Jetzt schluchzte sie laut und hemmungslos, sodass ihr die Nase lief. Sie hatte kein Taschentuch und fuhr sich mit der Hand über die Nase wie ein Kind. Ein Kirchenlied wäre nun angebracht gewesen. Aber alles, was ihr einfiel, war »Stille Nacht, heilige Nacht«. Ein Fluch lag ihr auf der Zunge, aber dann erinnerte sie sich gerade noch rechtzeitig daran, dass sie ja eine Art Gottesdienst abhalten wollte.

Ich hätte mich besser darauf vorbereiten sollen, liebste Tony.

Sie schlug die Augen auf und sah nur das leise seufzende Meer und die Schwäne, die im Rhythmus der Wellen schaukelten. »Leb wohl.« Jetzt hatte sie es doch gesagt.

Sie wandte sich um und lief zurück ins Cottage. Sie spülte das Geschirr, zog die Bettwäsche ab und steckte sie in ihren Koffer, dann stellte sie den Strom ab. Die Gemälde und den Schmuck hatte sie wieder dort verstaut, wo sie jahrelang verborgen gewesen waren. Bestimmt waren sie dort sicher, bis sie mit Otto von Emler gesprochen hatte.

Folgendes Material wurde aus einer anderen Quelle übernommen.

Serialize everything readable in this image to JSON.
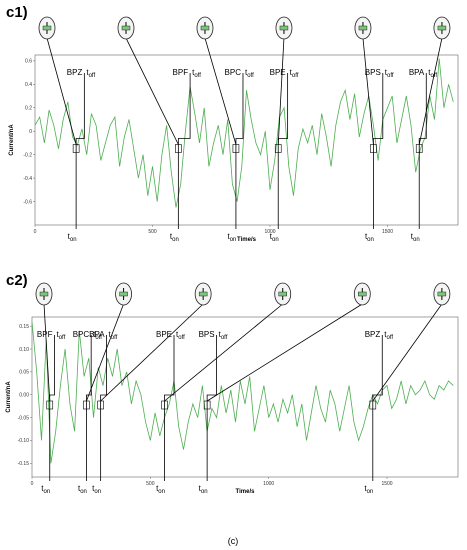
{
  "figure_caption": "(c)",
  "chart_data": [
    {
      "panel_label": "c1)",
      "type": "line",
      "xlabel": "Time/s",
      "ylabel": "Current/nA",
      "xlim": [
        0,
        1800
      ],
      "ylim": [
        -0.8,
        0.65
      ],
      "xticks": [
        "0",
        "500",
        "1000",
        "1500"
      ],
      "xtick_values": [
        0,
        500,
        1000,
        1500
      ],
      "yticks": [
        "0.6",
        "0.4",
        "0.2",
        "0",
        "-0.2",
        "-0.4",
        "-0.6"
      ],
      "ytick_values": [
        0.6,
        0.4,
        0.2,
        0,
        -0.2,
        -0.4,
        -0.6
      ],
      "line_color": "#4caf50",
      "x": [
        0,
        20,
        40,
        60,
        80,
        100,
        120,
        140,
        160,
        180,
        200,
        220,
        240,
        260,
        280,
        300,
        320,
        340,
        360,
        380,
        400,
        420,
        440,
        460,
        480,
        500,
        520,
        540,
        560,
        580,
        600,
        620,
        640,
        660,
        680,
        700,
        720,
        740,
        760,
        780,
        800,
        820,
        840,
        860,
        880,
        900,
        920,
        940,
        960,
        980,
        1000,
        1020,
        1040,
        1060,
        1080,
        1100,
        1120,
        1140,
        1160,
        1180,
        1200,
        1220,
        1240,
        1260,
        1280,
        1300,
        1320,
        1340,
        1360,
        1380,
        1400,
        1420,
        1440,
        1460,
        1480,
        1500,
        1520,
        1540,
        1560,
        1580,
        1600,
        1620,
        1640,
        1660,
        1680,
        1700,
        1720,
        1740,
        1760,
        1780
      ],
      "y": [
        0.05,
        0.12,
        -0.1,
        0.18,
        0.05,
        -0.15,
        0.1,
        0.25,
        -0.05,
        -0.12,
        0.02,
        -0.2,
        0.15,
        0.05,
        -0.25,
        -0.1,
        0.05,
        0.12,
        -0.3,
        -0.05,
        0.1,
        -0.15,
        -0.4,
        -0.2,
        -0.55,
        -0.3,
        -0.6,
        -0.2,
        0.05,
        -0.35,
        -0.65,
        -0.45,
        0.0,
        0.38,
        0.15,
        -0.1,
        0.2,
        -0.3,
        -0.1,
        0.05,
        -0.2,
        0.1,
        -0.45,
        -0.6,
        -0.3,
        0.35,
        0.1,
        -0.1,
        -0.2,
        0.0,
        -0.5,
        -0.25,
        0.12,
        0.2,
        -0.3,
        -0.55,
        -0.15,
        0.02,
        -0.1,
        0.05,
        -0.2,
        0.15,
        -0.05,
        -0.3,
        0.05,
        0.25,
        0.35,
        0.1,
        0.32,
        -0.05,
        0.15,
        0.3,
        0.05,
        -0.25,
        0.1,
        0.2,
        0.3,
        -0.1,
        0.1,
        0.3,
        0.05,
        -0.35,
        -0.15,
        -0.05,
        0.3,
        0.1,
        0.62,
        0.2,
        0.4,
        0.25
      ],
      "events": [
        {
          "label": "BPZ",
          "t_on": 175,
          "t_off": 210
        },
        {
          "label": "BPF",
          "t_on": 610,
          "t_off": 660
        },
        {
          "label": "BPC",
          "t_on": 855,
          "t_off": 885
        },
        {
          "label": "BPE",
          "t_on": 1035,
          "t_off": 1075
        },
        {
          "label": "BPS",
          "t_on": 1440,
          "t_off": 1480
        },
        {
          "label": "BPA",
          "t_on": 1635,
          "t_off": 1665
        }
      ]
    },
    {
      "panel_label": "c2)",
      "type": "line",
      "xlabel": "Time/s",
      "ylabel": "Current/nA",
      "xlim": [
        0,
        1800
      ],
      "ylim": [
        -0.18,
        0.17
      ],
      "xticks": [
        "0",
        "500",
        "1000",
        "1500"
      ],
      "xtick_values": [
        0,
        500,
        1000,
        1500
      ],
      "yticks": [
        "0.15",
        "0.10",
        "0.05",
        "0.00",
        "-0.05",
        "-0.10",
        "-0.15"
      ],
      "ytick_values": [
        0.15,
        0.1,
        0.05,
        0.0,
        -0.05,
        -0.1,
        -0.15
      ],
      "line_color": "#4caf50",
      "x": [
        0,
        20,
        40,
        60,
        80,
        100,
        120,
        140,
        160,
        180,
        200,
        220,
        240,
        260,
        280,
        300,
        320,
        340,
        360,
        380,
        400,
        420,
        440,
        460,
        480,
        500,
        520,
        540,
        560,
        580,
        600,
        620,
        640,
        660,
        680,
        700,
        720,
        740,
        760,
        780,
        800,
        820,
        840,
        860,
        880,
        900,
        920,
        940,
        960,
        980,
        1000,
        1020,
        1040,
        1060,
        1080,
        1100,
        1120,
        1140,
        1160,
        1180,
        1200,
        1220,
        1240,
        1260,
        1280,
        1300,
        1320,
        1340,
        1360,
        1380,
        1400,
        1420,
        1440,
        1460,
        1480,
        1500,
        1520,
        1540,
        1560,
        1580,
        1600,
        1620,
        1640,
        1660,
        1680,
        1700,
        1720,
        1740,
        1760,
        1780
      ],
      "y": [
        0.16,
        0.05,
        -0.1,
        0.12,
        -0.15,
        -0.08,
        0.02,
        0.1,
        -0.02,
        -0.08,
        0.14,
        0.04,
        0.08,
        -0.05,
        0.06,
        0.02,
        0.08,
        0.04,
        0.1,
        0.02,
        0.05,
        -0.02,
        0.03,
        0.0,
        -0.06,
        -0.1,
        -0.04,
        -0.09,
        -0.05,
        -0.02,
        0.03,
        -0.07,
        -0.12,
        -0.06,
        -0.02,
        -0.05,
        0.02,
        -0.08,
        -0.03,
        -0.05,
        0.02,
        -0.04,
        0.01,
        -0.06,
        0.03,
        -0.02,
        0.04,
        -0.08,
        -0.03,
        0.02,
        -0.05,
        -0.02,
        -0.06,
        -0.01,
        -0.04,
        0.0,
        -0.07,
        -0.02,
        -0.1,
        -0.04,
        0.02,
        -0.03,
        -0.06,
        0.01,
        -0.02,
        -0.08,
        -0.03,
        0.02,
        -0.06,
        -0.1,
        -0.07,
        -0.03,
        0.0,
        -0.02,
        0.01,
        0.02,
        -0.03,
        -0.01,
        0.03,
        -0.02,
        0.02,
        0.0,
        0.01,
        0.03,
        0.0,
        -0.01,
        0.02,
        0.01,
        0.03,
        0.02
      ],
      "events": [
        {
          "label": "BPF",
          "t_on": 75,
          "t_off": 95
        },
        {
          "label": "BPC",
          "t_on": 230,
          "t_off": 250
        },
        {
          "label": "BPA",
          "t_on": 290,
          "t_off": 315
        },
        {
          "label": "BPE",
          "t_on": 560,
          "t_off": 600
        },
        {
          "label": "BPS",
          "t_on": 740,
          "t_off": 780
        },
        {
          "label": "BPZ",
          "t_on": 1440,
          "t_off": 1480
        }
      ]
    }
  ]
}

Lange stand sie im Eingang und wünschte sich, hier bleiben zu können. Hier bin ich zu Hause, wenn ich je ein Zuhause hatte, dann hier. Sein Zauber rührt mich an, wo immer ich auch bin. Dann lächelte sie, denn dank Tony gehörte dieses Haus ihr, und sie konnte für immer hier bleiben, wenn sie wollte.

Sie fuhr langsam nach Glasgow zurück, ohne auf den Verkehr zu achten, weil sie über so vieles nachzudenken hatte. Die Gemälde mussten verkauft werden. Allein schon ihrer Größe wegen waren sie in einem normalen Haus kaum unterzubringen. Und was noch wichtiger war: Alle zusammen stellten sie ein wertvolles historisches Dokument dar und sollten der Öffentlichkeit nicht vorenthalten werden.

Wie gern würde ich sie alle an Wänden sehen, wo sie gut zur Geltung kommen! Aber zuerst will ich sie mir in aller Ruhe selbst ansehen und ihnen ihre Geheimnisse entlocken, denn sie bergen einige Geheimnisse. Und dann möchte ich, dass die Welt Tony Nobles Genie würdigt.